11 thoughts on “Bath Time in the EU

  • Jody says:

    Ugly, on steroids. Pandering to minorities aye? My son employs people. He recently received an application from an American for seasonal work who had a degree is Psychology from an American university on ‘queer studies’. My son’s job is for hard physical work which this person (cannot detect whether male or female) demonstrates from previous employment. But the application went into the bin once the topic of the ‘study’ was noted and that it was under a program for ‘minorities’. See; there are consequences for these pampered minorities. Nobody wants a bar of them in the workforce.

    • ianl says:

      > “… there are consequences for these pampered minorities. Nobody wants a bar of them in the workforce”

      But saying so out loud is very dangerous. There is a plethora of Fed, State and local Council laws that will then be used to beat you to pulp.

      The recount of insufferable micro-management above is sufficient unto itself to explain, justify Brexit.

  • pgang says:

    Nearly everybody is caught up in thuggish thinking now. Over at the SSM ‘debate’ there is a familiar argument that goes, ‘so should a business be allowed to not serve a Catholic?’. Yes proponents think this is pretty clever, and it’s amazing how many people get caught up in it. The answer to the question, if you give it a moment’s logical thought, is yes – a business must have the freedom to restrict its own activities, otherwise it’s not really a private business. Of course it’s a misleading argument anyway because the question is not about serving homosexuals, it’s about serving homosexuals who are presuming to become married, which is something else entirely.

    • whitelaughter says:

      [nods] Yes, the flip side is “do you want to give custom to a business that wants to discriminate against you?” Better to be told, so that you can go elsewhere, than to increases the profits of your enemies.

    • ianl says:

      I do wonder about this – not the right to refuse custom to whomsoever the owner/management decides upon – but the seeming naivety of stating outright: “I will not supply a cake for your SSM wedding as it contravenes my principles, beliefs [whatever]”. Do that and pulp time is on.

      So why not just make a firm quote for an absolutely outrageous price (say, $45k or something) and supply is guaranteed for December 2039 or whenever …

      • Jody says:

        As a former landlord I quickly learned how to use the right language. The cake-makers have to do the same. “Sorry, we are too busy” etc. etc. No case to answer; problem solved.

  • Keith Kennelly says:

    That is just not an option for people of principle.

    It is not being true to that which they hold on their heart.
    Adopting such attitudes have led us to today’s behaviours.

    Could you see Ghandi or J F Kennedy behaving like that?

    • ianl says:

      > “Could you see Ghandi or J F Kennedy behaving like that?”

      They did, constantly. Passive-aggressive resistance is the most difficult to counter. Self-declared martyrs are easy, especially when you control the public megaphone (MSM) to throttle information flow.

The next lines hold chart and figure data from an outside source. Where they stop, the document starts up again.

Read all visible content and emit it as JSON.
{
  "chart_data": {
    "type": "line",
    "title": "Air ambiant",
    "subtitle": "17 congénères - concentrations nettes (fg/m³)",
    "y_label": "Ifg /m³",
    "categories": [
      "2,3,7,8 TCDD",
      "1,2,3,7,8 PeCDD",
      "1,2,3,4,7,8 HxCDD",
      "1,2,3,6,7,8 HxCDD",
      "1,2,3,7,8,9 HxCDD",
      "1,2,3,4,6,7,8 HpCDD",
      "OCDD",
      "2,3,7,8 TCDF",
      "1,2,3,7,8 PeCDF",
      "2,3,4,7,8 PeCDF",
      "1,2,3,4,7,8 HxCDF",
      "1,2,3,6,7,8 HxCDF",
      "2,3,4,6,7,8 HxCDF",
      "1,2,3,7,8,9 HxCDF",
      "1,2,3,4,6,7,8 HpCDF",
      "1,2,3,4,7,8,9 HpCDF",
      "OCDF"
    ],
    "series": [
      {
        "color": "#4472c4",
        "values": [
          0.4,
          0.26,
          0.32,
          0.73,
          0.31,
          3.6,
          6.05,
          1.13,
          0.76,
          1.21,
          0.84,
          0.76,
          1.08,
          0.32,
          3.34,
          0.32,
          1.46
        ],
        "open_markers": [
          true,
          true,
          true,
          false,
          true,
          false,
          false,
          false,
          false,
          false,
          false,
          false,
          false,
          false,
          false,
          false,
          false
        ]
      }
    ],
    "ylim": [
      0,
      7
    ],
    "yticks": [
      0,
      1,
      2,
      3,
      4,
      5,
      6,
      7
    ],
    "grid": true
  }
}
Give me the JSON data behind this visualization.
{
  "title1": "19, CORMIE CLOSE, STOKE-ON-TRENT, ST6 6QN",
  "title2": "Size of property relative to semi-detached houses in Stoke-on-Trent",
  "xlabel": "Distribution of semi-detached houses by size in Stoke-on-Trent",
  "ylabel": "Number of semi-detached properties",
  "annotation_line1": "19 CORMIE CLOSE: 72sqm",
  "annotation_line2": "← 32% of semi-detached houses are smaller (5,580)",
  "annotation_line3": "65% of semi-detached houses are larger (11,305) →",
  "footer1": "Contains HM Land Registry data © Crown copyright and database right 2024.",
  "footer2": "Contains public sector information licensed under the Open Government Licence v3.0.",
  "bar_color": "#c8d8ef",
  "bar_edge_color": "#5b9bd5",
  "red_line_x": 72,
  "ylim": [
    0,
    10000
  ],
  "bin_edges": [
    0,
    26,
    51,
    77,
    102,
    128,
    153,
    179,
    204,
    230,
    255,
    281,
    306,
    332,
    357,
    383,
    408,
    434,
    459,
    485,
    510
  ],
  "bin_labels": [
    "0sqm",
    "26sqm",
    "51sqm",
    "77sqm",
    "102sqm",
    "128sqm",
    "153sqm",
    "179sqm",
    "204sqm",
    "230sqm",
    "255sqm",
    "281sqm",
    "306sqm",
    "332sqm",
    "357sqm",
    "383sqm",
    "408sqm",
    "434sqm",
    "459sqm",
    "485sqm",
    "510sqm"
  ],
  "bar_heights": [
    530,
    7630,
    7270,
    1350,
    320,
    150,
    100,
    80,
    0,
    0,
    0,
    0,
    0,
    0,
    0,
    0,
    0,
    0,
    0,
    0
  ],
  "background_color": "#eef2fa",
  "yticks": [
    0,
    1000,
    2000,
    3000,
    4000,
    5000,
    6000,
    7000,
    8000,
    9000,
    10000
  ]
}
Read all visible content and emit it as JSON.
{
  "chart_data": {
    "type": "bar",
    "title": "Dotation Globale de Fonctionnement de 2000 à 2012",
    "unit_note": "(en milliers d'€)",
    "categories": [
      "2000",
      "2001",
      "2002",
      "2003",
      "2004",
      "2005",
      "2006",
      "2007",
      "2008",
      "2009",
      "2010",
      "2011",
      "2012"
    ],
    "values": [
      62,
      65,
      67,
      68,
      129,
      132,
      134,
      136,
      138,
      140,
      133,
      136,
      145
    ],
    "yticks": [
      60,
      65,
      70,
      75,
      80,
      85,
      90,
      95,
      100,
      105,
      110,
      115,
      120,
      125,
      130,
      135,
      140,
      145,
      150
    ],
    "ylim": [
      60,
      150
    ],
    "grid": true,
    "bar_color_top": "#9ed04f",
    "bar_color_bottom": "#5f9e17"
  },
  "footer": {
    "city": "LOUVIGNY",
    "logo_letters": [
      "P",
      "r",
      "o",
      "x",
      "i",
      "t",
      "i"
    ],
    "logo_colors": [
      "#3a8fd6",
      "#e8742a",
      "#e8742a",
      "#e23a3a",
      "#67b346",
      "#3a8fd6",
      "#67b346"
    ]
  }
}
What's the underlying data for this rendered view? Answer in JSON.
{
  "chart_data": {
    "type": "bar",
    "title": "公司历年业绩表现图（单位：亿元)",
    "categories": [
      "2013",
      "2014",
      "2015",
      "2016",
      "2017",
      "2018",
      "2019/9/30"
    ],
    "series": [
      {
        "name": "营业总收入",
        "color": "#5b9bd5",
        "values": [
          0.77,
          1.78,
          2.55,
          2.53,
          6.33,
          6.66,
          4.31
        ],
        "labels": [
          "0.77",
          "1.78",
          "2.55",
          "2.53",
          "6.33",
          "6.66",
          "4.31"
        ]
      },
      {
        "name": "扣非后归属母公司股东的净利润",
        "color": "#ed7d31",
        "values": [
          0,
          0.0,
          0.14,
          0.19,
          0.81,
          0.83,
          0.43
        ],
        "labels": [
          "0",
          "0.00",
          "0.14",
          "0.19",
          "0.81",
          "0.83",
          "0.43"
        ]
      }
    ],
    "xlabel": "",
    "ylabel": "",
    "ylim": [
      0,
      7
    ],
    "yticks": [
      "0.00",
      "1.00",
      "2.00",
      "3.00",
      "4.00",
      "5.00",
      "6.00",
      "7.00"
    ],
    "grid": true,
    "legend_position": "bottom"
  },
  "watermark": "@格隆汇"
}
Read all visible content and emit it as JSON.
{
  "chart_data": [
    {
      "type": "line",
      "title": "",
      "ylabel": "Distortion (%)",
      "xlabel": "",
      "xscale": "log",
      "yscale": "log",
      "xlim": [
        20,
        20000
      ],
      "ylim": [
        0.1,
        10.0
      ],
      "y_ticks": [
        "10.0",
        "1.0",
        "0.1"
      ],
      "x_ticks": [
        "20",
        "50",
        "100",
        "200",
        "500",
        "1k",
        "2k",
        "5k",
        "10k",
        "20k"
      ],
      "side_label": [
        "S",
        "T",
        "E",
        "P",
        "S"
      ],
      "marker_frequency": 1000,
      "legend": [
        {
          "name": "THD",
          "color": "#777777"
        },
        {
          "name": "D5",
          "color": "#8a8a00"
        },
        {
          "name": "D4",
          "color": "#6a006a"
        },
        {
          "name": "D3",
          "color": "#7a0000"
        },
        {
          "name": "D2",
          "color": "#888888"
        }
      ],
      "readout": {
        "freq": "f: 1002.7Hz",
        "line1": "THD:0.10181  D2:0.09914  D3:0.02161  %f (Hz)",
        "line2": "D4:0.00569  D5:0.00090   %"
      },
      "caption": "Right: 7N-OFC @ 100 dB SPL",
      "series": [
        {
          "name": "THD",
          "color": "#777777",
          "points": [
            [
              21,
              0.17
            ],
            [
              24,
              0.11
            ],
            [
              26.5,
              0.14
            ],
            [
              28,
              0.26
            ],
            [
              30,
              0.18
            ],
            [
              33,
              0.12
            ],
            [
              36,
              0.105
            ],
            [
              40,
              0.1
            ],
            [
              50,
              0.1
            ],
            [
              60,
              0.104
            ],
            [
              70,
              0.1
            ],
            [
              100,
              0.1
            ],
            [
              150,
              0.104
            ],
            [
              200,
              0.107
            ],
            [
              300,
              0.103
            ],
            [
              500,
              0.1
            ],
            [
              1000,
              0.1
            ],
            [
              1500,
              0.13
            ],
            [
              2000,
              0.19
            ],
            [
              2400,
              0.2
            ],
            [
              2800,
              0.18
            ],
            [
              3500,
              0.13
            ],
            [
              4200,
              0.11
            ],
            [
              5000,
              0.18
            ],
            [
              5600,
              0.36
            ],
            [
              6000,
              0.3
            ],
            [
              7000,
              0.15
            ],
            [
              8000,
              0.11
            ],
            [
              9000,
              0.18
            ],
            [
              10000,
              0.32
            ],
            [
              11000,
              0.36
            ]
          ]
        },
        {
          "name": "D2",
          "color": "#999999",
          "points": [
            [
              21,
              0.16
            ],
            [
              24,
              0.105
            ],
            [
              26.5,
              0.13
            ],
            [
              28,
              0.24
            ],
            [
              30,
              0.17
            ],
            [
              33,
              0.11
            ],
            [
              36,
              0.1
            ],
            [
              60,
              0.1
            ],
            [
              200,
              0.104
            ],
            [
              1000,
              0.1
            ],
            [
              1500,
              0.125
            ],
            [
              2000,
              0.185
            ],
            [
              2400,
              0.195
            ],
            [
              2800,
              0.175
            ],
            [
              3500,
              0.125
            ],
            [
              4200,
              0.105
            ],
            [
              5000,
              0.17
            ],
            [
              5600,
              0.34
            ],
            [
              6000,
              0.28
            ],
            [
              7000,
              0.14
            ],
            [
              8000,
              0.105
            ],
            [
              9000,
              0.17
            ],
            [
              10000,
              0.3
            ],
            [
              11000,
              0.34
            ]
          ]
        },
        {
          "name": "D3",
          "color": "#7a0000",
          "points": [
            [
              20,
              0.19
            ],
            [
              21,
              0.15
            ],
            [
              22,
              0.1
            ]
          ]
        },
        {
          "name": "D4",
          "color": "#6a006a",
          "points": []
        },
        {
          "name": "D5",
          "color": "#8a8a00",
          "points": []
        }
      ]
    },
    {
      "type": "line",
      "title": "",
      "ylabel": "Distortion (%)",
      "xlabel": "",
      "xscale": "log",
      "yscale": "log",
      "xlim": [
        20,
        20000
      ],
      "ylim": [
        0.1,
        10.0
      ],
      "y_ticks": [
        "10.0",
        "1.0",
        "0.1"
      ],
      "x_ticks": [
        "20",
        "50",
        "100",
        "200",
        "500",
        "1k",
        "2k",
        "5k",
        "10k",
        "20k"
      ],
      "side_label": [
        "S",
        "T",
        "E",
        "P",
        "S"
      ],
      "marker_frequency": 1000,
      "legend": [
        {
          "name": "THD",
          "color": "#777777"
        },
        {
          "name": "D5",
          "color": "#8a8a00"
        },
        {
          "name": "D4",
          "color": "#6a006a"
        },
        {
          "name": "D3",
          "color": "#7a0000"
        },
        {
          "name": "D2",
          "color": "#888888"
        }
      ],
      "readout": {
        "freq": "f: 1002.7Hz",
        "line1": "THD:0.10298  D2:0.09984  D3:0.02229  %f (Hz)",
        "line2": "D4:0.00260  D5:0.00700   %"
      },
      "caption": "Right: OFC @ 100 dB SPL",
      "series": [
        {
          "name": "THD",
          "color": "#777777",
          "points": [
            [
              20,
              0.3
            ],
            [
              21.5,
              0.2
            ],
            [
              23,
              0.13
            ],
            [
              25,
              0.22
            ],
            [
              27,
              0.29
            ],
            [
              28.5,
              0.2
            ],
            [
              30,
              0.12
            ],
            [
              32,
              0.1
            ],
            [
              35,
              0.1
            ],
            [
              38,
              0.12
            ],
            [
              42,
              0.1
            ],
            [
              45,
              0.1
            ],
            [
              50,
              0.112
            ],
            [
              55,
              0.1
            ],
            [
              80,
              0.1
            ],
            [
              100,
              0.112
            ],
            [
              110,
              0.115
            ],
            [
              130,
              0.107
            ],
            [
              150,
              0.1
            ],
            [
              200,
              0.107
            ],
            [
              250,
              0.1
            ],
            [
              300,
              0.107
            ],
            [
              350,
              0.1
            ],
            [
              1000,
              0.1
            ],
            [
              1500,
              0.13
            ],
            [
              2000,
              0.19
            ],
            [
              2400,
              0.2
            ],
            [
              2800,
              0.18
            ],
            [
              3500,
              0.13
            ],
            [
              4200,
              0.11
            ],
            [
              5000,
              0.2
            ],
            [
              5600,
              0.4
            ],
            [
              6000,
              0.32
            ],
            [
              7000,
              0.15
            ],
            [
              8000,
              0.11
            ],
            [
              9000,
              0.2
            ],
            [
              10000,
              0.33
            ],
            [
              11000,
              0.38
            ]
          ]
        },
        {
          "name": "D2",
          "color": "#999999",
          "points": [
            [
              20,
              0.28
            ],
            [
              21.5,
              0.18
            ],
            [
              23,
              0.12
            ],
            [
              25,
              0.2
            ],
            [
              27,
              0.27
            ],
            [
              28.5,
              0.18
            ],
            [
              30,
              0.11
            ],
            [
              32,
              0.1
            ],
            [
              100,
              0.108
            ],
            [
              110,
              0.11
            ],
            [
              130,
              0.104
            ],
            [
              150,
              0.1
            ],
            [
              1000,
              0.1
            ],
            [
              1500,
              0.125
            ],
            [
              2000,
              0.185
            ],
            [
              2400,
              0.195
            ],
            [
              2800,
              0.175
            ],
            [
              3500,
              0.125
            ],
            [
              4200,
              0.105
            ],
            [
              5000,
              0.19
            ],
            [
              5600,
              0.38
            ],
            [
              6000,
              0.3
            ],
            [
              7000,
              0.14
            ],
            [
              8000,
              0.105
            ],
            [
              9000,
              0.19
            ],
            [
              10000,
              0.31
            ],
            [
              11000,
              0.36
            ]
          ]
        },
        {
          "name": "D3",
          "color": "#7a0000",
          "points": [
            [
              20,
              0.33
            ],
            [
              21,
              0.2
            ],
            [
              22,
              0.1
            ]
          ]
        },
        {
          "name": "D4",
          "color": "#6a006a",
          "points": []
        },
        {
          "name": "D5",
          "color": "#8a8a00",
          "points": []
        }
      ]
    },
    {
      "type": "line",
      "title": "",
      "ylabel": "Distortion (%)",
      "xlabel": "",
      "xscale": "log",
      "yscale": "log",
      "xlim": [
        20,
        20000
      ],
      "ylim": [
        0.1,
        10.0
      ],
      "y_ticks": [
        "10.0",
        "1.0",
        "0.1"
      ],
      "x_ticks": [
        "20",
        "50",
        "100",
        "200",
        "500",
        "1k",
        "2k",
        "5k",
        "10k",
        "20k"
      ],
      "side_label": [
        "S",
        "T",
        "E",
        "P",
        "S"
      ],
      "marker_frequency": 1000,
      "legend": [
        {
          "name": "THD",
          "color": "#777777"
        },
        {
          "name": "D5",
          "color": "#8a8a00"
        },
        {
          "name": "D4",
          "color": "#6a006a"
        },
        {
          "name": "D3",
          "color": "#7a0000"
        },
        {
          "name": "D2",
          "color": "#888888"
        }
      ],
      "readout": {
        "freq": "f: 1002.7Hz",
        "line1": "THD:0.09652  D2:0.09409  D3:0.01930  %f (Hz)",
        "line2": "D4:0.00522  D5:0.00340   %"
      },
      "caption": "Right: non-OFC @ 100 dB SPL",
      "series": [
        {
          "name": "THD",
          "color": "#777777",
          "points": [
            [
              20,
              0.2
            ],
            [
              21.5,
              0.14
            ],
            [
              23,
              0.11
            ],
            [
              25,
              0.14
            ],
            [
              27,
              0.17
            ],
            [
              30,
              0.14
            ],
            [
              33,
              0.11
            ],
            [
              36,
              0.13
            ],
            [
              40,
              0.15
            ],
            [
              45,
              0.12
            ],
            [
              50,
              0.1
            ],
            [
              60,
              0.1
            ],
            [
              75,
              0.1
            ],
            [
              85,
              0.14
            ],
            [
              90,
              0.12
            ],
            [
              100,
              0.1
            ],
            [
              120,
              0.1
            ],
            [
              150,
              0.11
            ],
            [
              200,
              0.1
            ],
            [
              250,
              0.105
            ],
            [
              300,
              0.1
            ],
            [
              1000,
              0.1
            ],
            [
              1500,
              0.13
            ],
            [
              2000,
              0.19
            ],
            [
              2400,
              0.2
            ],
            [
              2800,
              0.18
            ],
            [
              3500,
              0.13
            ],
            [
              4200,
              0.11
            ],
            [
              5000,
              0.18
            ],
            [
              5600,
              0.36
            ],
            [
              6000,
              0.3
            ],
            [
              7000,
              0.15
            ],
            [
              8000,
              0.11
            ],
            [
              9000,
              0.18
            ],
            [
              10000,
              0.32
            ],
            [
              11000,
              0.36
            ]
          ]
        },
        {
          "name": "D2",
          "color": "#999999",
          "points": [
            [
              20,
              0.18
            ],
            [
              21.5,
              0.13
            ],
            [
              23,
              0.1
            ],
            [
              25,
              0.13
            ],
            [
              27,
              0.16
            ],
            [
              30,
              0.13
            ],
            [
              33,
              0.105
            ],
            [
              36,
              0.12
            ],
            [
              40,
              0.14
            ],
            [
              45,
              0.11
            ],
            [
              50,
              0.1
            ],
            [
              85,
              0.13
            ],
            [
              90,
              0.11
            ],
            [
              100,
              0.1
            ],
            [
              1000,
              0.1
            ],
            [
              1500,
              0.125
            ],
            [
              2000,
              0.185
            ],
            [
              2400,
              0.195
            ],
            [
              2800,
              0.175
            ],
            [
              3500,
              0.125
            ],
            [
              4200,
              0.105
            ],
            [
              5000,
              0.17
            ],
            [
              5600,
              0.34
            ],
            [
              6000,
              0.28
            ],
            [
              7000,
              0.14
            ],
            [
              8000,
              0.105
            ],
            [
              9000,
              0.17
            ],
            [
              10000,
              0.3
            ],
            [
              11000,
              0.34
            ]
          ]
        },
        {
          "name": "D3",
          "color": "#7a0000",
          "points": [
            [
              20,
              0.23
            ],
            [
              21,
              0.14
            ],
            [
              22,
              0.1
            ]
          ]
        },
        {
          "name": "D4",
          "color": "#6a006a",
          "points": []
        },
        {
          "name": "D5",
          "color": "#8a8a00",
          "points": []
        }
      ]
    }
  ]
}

      I can see why the left continuously wins so easily.

  • Keith Kennelly says:

    Ghandi and Kennedy stuck to the truth in their hearts.
    They did not waver in the face of deceit and dishonesty.
    Nor to true conservatives.
    Wavelets like Turnbull adopt deceit and dishonesty.
    ‘The ways love love and truth always win.’
    History shows that.

    The left wins?
    Really.
    Hittler lost
    The USSR lost
    Mao lost
    Castro lost
    Ho lost
    Pol Pot lost
    Venezuela lost

    Name a leftie system that has won?

    In Australia they’d have us believe we’ve lost.

    We are a long way from losing.

  • Jacob Jonker says:

    Hilarious! It is almost as if made up, but is bound to be true, as that is how it goes, but what a fluke to get the works all at one place. I’m in France quite often, if not every year. No problems, or hardly. How to approach the French, that is usually the key to getting what you want. A slight attitude or simple faux pass will be returned with a vengeance sometimes. The British hate the French, apparently. Now the French are starting to hate the EU. Except for insurance, I don’t find them such sticklers for rules, but…, it’s their country, don’t forget.